Print

Print


On Sep 26, 2017, at 4:41 PM, Thomale, Jason <[log in to unmask]> wrote:

>>>> Does anybody here know how to access a Python compressed sparse row format (CSR) object? [1]
>>>> 
>>>> [1] CSR - http://bit.ly/2fPj42V
>>> 
>>> Do you have a link to the code you're using?
>> 
>> Yes, thank you. See —> http://dh.crc.nd.edu/sandbox/htrc-workset-browser/bin/topic-model.py  —ELM
> 
> I'm not familiar with the APIs in question, but--if I'm looking at this right, your CSR matrix (tfidf) looks like it would have columns corresponding with topics and rows corresponding with documents.
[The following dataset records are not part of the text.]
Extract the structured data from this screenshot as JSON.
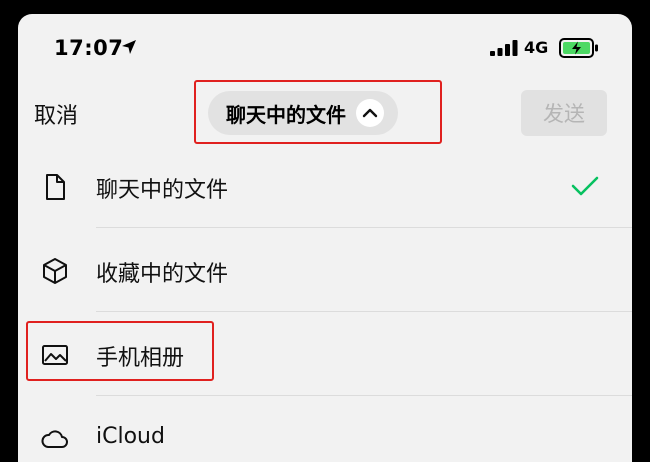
{
  "status_bar": {
    "time": "17:07",
    "network": "4G",
    "icons": [
      "location-arrow-icon",
      "signal-bars-icon",
      "battery-charging-icon"
    ]
  },
  "nav": {
    "cancel_label": "取消",
    "title": "聊天中的文件",
    "title_chevron": "chevron-up-icon",
    "send_label": "发送"
  },
  "list": {
    "items": [
      {
        "label": "聊天中的文件",
        "icon": "document-icon",
        "selected": true
      },
      {
        "label": "收藏中的文件",
        "icon": "cube-icon",
        "selected": false
      },
      {
        "label": "手机相册",
        "icon": "photo-icon",
        "selected": false
      },
      {
        "label": "iCloud",
        "icon": "cloud-icon",
        "selected": false
      }
    ]
  },
  "colors": {
    "background": "#f2f2f2",
    "check": "#07c160",
    "highlight": "#e0211f",
    "battery": "#4cd964",
    "send_disabled_bg": "#e1e1e1",
    "send_disabled_text": "#b5b5b5"
  }
}
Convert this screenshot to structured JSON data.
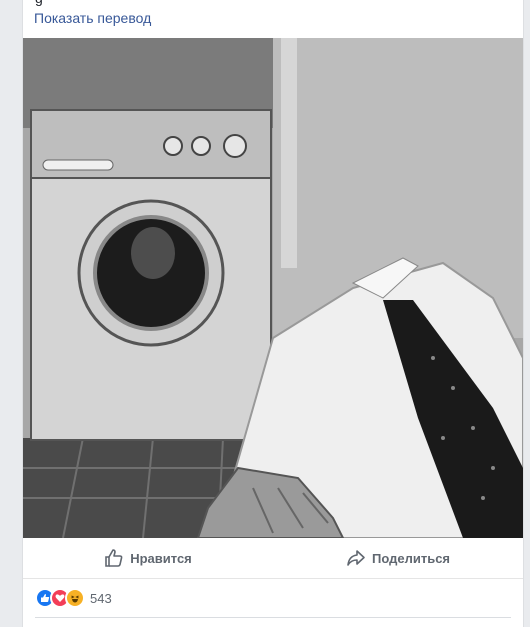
{
  "post": {
    "translate_link": "Показать перевод",
    "photo_icon": "image-icon"
  },
  "actions": {
    "like_label": "Нравится",
    "like_icon": "thumbs-up-icon",
    "share_label": "Поделиться",
    "share_icon": "share-arrow-icon"
  },
  "reactions": {
    "types": [
      "like",
      "love",
      "haha"
    ],
    "count": "543"
  },
  "colors": {
    "link": "#385898",
    "action_text": "#606770",
    "like": "#1877f2",
    "love": "#f33e58",
    "haha": "#f7b125"
  }
}
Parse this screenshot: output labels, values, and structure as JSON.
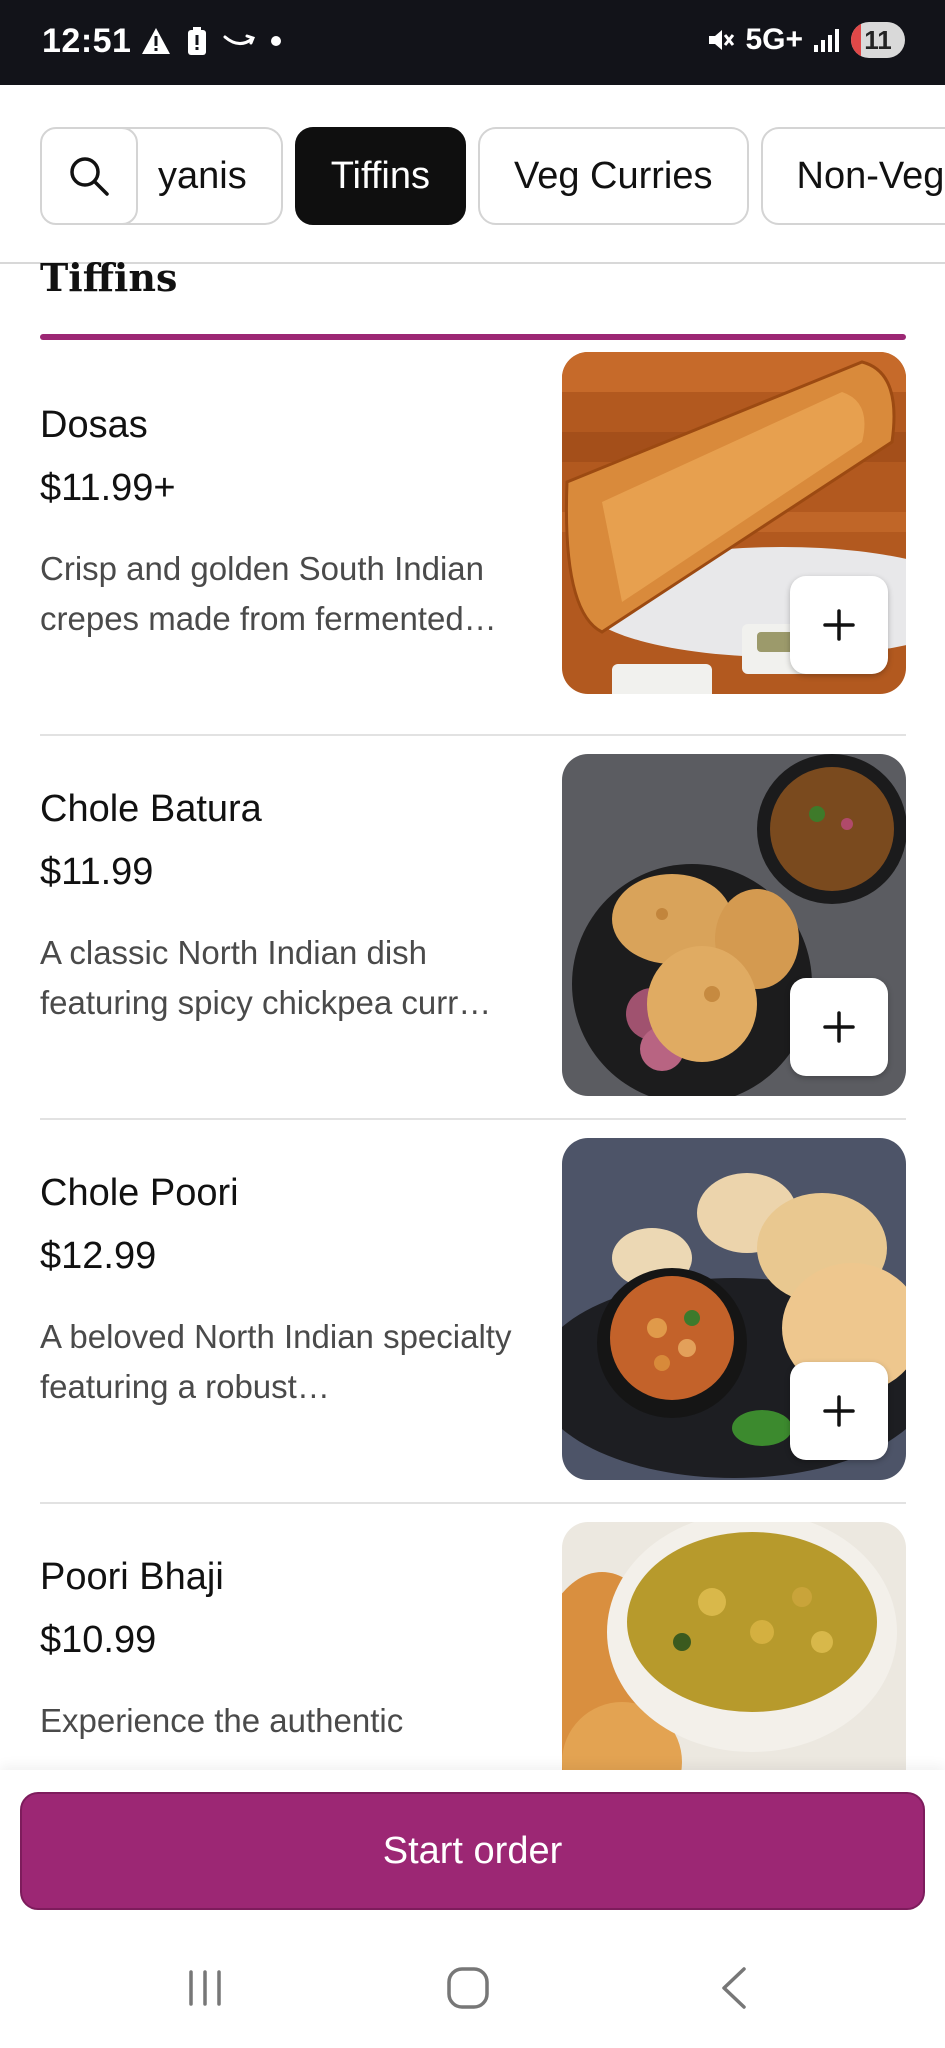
{
  "status_bar": {
    "time": "12:51",
    "network": "5G+",
    "battery": "11",
    "icons": [
      "warning-icon",
      "battery-alert-icon",
      "amazon-smile-icon",
      "dot-icon",
      "mute-icon",
      "signal-icon"
    ]
  },
  "categories": {
    "items": [
      {
        "label": "yanis",
        "active": false
      },
      {
        "label": "Tiffins",
        "active": true
      },
      {
        "label": "Veg Curries",
        "active": false
      },
      {
        "label": "Non-Veg",
        "active": false
      }
    ]
  },
  "section": {
    "title": "Tiffins"
  },
  "items": [
    {
      "name": "Dosas",
      "price": "$11.99+",
      "description": "Crisp and golden South Indian crepes made from fermented…",
      "image": "dosa-photo"
    },
    {
      "name": "Chole Batura",
      "price": "$11.99",
      "description": "A classic North Indian dish featuring spicy chickpea curr…",
      "image": "chole-batura-photo"
    },
    {
      "name": "Chole Poori",
      "price": "$12.99",
      "description": "A beloved North Indian specialty featuring a robust…",
      "image": "chole-poori-photo"
    },
    {
      "name": "Poori Bhaji",
      "price": "$10.99",
      "description": "Experience the authentic",
      "image": "poori-bhaji-photo"
    }
  ],
  "cta": {
    "label": "Start order"
  },
  "colors": {
    "accent": "#9c2774",
    "chip_active": "#0f0f0f",
    "status_bar": "#121319"
  },
  "nav": {
    "icons": [
      "recent-apps-icon",
      "home-icon",
      "back-icon"
    ]
  }
}
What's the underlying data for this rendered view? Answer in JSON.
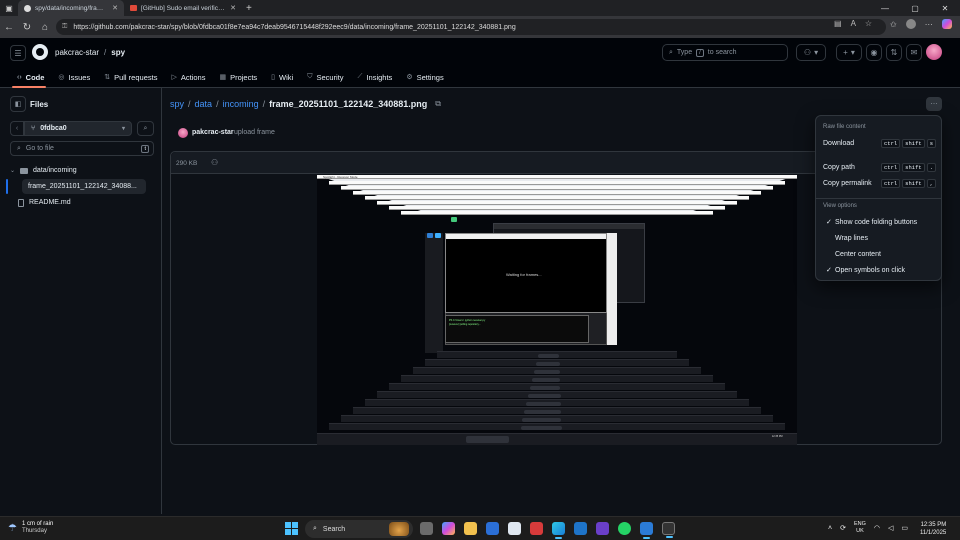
{
  "browser": {
    "tabs": [
      {
        "title": "spy/data/incoming/frame_20251101_122142_340881.png",
        "active": true
      },
      {
        "title": "[GitHub] Sudo email verification code",
        "active": false
      }
    ],
    "url": "https://github.com/pakcrac-star/spy/blob/0fdbca01f8e7ea94c7deab9546715448f292eec9/data/incoming/frame_20251101_122142_340881.png"
  },
  "header": {
    "owner": "pakcrac-star",
    "separator": "/",
    "repo": "spy",
    "search_placeholder": "Type",
    "search_key": "/",
    "search_suffix": "to search",
    "plus": "+"
  },
  "reponav": [
    {
      "label": "Code",
      "icon": "code-icon"
    },
    {
      "label": "Issues",
      "icon": "issue-icon"
    },
    {
      "label": "Pull requests",
      "icon": "pull-request-icon"
    },
    {
      "label": "Actions",
      "icon": "play-icon"
    },
    {
      "label": "Projects",
      "icon": "table-icon"
    },
    {
      "label": "Wiki",
      "icon": "book-icon"
    },
    {
      "label": "Security",
      "icon": "shield-icon"
    },
    {
      "label": "Insights",
      "icon": "graph-icon"
    },
    {
      "label": "Settings",
      "icon": "gear-icon"
    }
  ],
  "sidebar": {
    "title": "Files",
    "branch": "0fdbca0",
    "goto_placeholder": "Go to file",
    "goto_key": "t",
    "tree": [
      {
        "label": "data/incoming",
        "type": "folder"
      },
      {
        "label": "frame_20251101_122142_34088...",
        "type": "file",
        "selected": true
      },
      {
        "label": "README.md",
        "type": "file"
      }
    ]
  },
  "breadcrumb": {
    "repo": "spy",
    "dir1": "data",
    "dir2": "incoming",
    "file": "frame_20251101_122142_340881.png",
    "sep": "/"
  },
  "commit": {
    "author": "pakcrac-star",
    "message": "upload frame"
  },
  "file": {
    "size": "290 KB"
  },
  "embedded": {
    "window_title": "Spotlight - Receiver Mode",
    "waiting": "Waiting for frames...",
    "terminal_lines": [
      "PS C:\\Users> python receiver.py",
      "[receiver] polling repository..."
    ],
    "clock_time": "12:35 PM",
    "clock_date": "11/1/2025",
    "search": "Search"
  },
  "menu": {
    "head1": "Raw file content",
    "download": "Download",
    "download_keys": [
      "ctrl",
      "shift",
      "s"
    ],
    "copy_path": "Copy path",
    "copy_path_keys": [
      "ctrl",
      "shift",
      "."
    ],
    "copy_permalink": "Copy permalink",
    "copy_permalink_keys": [
      "ctrl",
      "shift",
      ","
    ],
    "head2": "View options",
    "opt1": "Show code folding buttons",
    "opt2": "Wrap lines",
    "opt3": "Center content",
    "opt4": "Open symbols on click"
  },
  "taskbar": {
    "weather_line1": "1 cm of rain",
    "weather_line2": "Thursday",
    "search": "Search",
    "lang1": "ENG",
    "lang2": "UK",
    "time": "12:35 PM",
    "date": "11/1/2025"
  },
  "colors": {
    "accent_blue": "#4493f8",
    "nav_underline": "#f78166",
    "bg": "#0d1117"
  }
}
If that's the case, you could maybe do something like this:
> 
>   1. Use tfidf.getcol() to get the column corresponding
>      to your chosen topic. Looks like that should give you a
>      1-dimensional matrix of all document scores for that
>      topic.
> 
>   2. Cast that to an array of scores using .toarray(),
>      and then a list with .tolist(). (I think?)
> 
>   3. Use a list comprehension and "enumerate" to generate
>      explicit doc IDs based on each document's position in
>      the list, creating a list of 2-element lists or tuples,
>      (doc_id, score). While you're at it, you could filter
>      the list comprehension to give you only the documents
>      with scores that are greater than 0, or some other
>      threshold.
> 
>   4. Pass the results through the built-in "sorted"
>      function to sort your list of tuples based on score.
> 

> >>> topic = 9497
> >>> score_thresh = 0
> >>> topic_scores = tfidf.getcol(topic).toarray().tolist()
> >>> docs_and_scores = [(score[0], score[1]) for score in enumerate(topic_scores) if item[1] > score_thresh]
> >>> most_relevant_docs = sorted(docs_and_scores, key=lambda x: x[1])
> 
> The resulting "most_relevant_docs" variable should be a list of tuples that looks something like this (for example):
> [(102, 0.9), (33, 0.875), (365, 0.874), ...]
> 
> Not sure if that's helpful...? There's probably a more numpy/scipy way of doing the above using actual numpy array methods (especially the 4th line).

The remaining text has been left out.